Vogliamo essere più precisi? Abbiamo descritto quale dev’essere l’ordine gerarchico dal punto di vista funzionale dei vari tipi di realtà a marchio identitario (partiti, movimenti, movimenti d’opinione, lobbies, strutture sociali, rete, centri studi, direzione strategica). Abbiamo chiarito che la gerarchia funzionale dipende dall’incisività nel sostanziale che le diverse strutture hanno per la propria specifica natura, un’incisività che in genere è inversamente proporzionale alla visibilità. Abbiamo anche rilevato come i veicoli migliori siano i partiti aperti e poco ideologici, argomentando che al netto delle emozioni epidermiche la scelta elettorale identitaria può avere solo alcune funzioni pratiche e perseguire degli obiettivi che non sono quelli della scalata istituzionale, la quale ultima è possibile solo in contenitori ampi e non eccessivamente connotati. Abbiamo sostenuto che questa scalata istituzionale ha un valore molto relativo perché il potere oggi si trova più in alto e più in basso di queste dimensioni e la sola prospettiva concreta risiede nella capacità di crearne – di potere proprio – in basso e d’incidere in alto assumendo potere contrattuale reale e maturando così una tattica finalmente strategica e non sempre e solo approssimativa.
Per questi motivi abbiamo ribadito che nel mondo identitario si deve appunto dare a coloro che si avvicinano, identità, ma profonda, e soprattutto formazione. Spirituale, etica e politica. Quella politica dev’essere però condivisibile con il mondo e dev’essere sia attuale che attivamente operativa.

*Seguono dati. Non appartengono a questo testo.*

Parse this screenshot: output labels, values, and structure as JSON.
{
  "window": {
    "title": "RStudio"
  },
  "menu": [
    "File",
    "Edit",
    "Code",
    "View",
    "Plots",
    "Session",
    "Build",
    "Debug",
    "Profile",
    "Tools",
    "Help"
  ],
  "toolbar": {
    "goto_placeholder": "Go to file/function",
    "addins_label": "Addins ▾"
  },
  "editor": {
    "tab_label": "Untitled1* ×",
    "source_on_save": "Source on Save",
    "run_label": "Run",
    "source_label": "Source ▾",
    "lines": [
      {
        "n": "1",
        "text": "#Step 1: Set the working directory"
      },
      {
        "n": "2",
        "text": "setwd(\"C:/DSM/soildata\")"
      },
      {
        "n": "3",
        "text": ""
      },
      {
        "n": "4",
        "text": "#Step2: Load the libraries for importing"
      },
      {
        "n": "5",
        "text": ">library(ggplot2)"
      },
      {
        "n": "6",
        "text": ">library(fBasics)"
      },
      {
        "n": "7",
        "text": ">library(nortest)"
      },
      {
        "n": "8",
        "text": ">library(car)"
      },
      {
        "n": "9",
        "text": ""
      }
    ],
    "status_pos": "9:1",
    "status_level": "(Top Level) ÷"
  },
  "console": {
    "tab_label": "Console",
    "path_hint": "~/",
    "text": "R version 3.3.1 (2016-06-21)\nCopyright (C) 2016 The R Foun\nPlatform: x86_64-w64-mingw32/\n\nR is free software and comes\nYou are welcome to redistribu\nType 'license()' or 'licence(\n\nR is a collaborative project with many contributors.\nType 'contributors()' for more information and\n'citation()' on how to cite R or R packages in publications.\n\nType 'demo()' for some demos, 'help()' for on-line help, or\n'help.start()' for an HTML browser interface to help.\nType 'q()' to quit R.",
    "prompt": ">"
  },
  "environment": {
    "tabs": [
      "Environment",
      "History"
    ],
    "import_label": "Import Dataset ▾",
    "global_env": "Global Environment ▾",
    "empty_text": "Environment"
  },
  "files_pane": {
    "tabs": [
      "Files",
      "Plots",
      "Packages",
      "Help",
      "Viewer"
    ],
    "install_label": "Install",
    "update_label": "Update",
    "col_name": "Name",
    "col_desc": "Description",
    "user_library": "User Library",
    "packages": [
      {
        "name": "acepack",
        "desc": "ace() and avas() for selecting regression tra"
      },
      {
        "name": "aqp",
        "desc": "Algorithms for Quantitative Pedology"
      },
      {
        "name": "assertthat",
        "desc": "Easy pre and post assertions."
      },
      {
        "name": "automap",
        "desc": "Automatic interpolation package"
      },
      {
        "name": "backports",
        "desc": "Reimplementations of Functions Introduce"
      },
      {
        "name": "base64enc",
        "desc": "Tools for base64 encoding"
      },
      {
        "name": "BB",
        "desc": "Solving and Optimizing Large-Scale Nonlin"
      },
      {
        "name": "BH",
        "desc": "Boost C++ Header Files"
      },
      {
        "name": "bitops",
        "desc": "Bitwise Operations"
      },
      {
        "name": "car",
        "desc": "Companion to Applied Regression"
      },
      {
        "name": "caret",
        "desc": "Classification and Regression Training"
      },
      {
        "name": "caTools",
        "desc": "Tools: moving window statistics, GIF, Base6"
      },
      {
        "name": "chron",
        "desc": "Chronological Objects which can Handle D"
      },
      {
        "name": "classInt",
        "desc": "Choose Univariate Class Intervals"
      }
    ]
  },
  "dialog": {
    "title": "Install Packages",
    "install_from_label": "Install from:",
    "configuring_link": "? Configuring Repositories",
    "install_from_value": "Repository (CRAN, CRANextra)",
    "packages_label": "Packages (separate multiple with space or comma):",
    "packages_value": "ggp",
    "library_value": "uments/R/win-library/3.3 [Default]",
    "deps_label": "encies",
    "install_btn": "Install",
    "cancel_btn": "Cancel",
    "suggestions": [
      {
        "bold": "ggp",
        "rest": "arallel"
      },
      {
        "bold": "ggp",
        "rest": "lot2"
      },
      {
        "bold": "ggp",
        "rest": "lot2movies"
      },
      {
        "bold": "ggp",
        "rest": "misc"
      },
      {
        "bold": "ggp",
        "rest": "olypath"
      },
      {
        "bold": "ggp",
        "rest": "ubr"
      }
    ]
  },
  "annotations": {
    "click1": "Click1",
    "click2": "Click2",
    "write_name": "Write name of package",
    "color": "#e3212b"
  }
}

A chi insistesse ad aggrapparsi a schemi che gli sono pavlovianamente cari, proponendo magari esempi vittoriosi degli anni Venti o Trenta, ricordiamo che non c’è più nulla di comparabile. Altro è ispirarsi agli archetipi e ai modelli altro copiare i moduli di gioco, perché con i moduli del rugby non si gioca a badminton e nulla potrebbe negare quei modelli così creativi più di una loro sbiadita scimmiottatura. Una volta digerite queste pillole, si comprenderà che il futuro dipende da due parole che iniziano per esse: strategia e sinergia. Già sulla strategia ci sono ostacoli non da poco visto che la linea più gettonata è quella reazionaria ed anglodipendente dell’anti-europeismo e del sovranismo economicista d’ispirazione bottegaia. Questi temi sono due pregiudizi trasformati in dogmi che provengono da visioni strategiche altrui e impediscono di sviluppare una strategia indipendente e animata da volontà di potenza. Tuttavia la totale ininfluenza che riesce ad avere nei destini del mondo un piccolo numero di reazionari, quale oggettivamente è come posizionamenti politici e psicologici l’ultradestra, fa che siano irrilevanti e insignificanti quest’appartenenza inconsapevole ma concreta ai partiti dell’Alta Finanza Wasp, e questa coniugazione del verbo antieuropeo e antitedesco di una nuova Gladio suscitata dai documenti del Council on Foreign Relations (CFR), il centro che da un secolo fa e disfa la politica mondiale e promuove le guerre. Più importante è il bacino umano in cui si ritrova una certa valida antropologia la quale non è che collettivamente debba esprimere una strategia, che è compito di pochi, i quali pochi devono però cambiare parecchio e molto presto. In altre parole: benché sia condizionata dall’esterno e ripeta a pappagallo delle autentiche bestemmie, la base d’area è buona in sé, ma va mossa strategicamente invece di farle subire il verbo e la volontà dei principali nemici.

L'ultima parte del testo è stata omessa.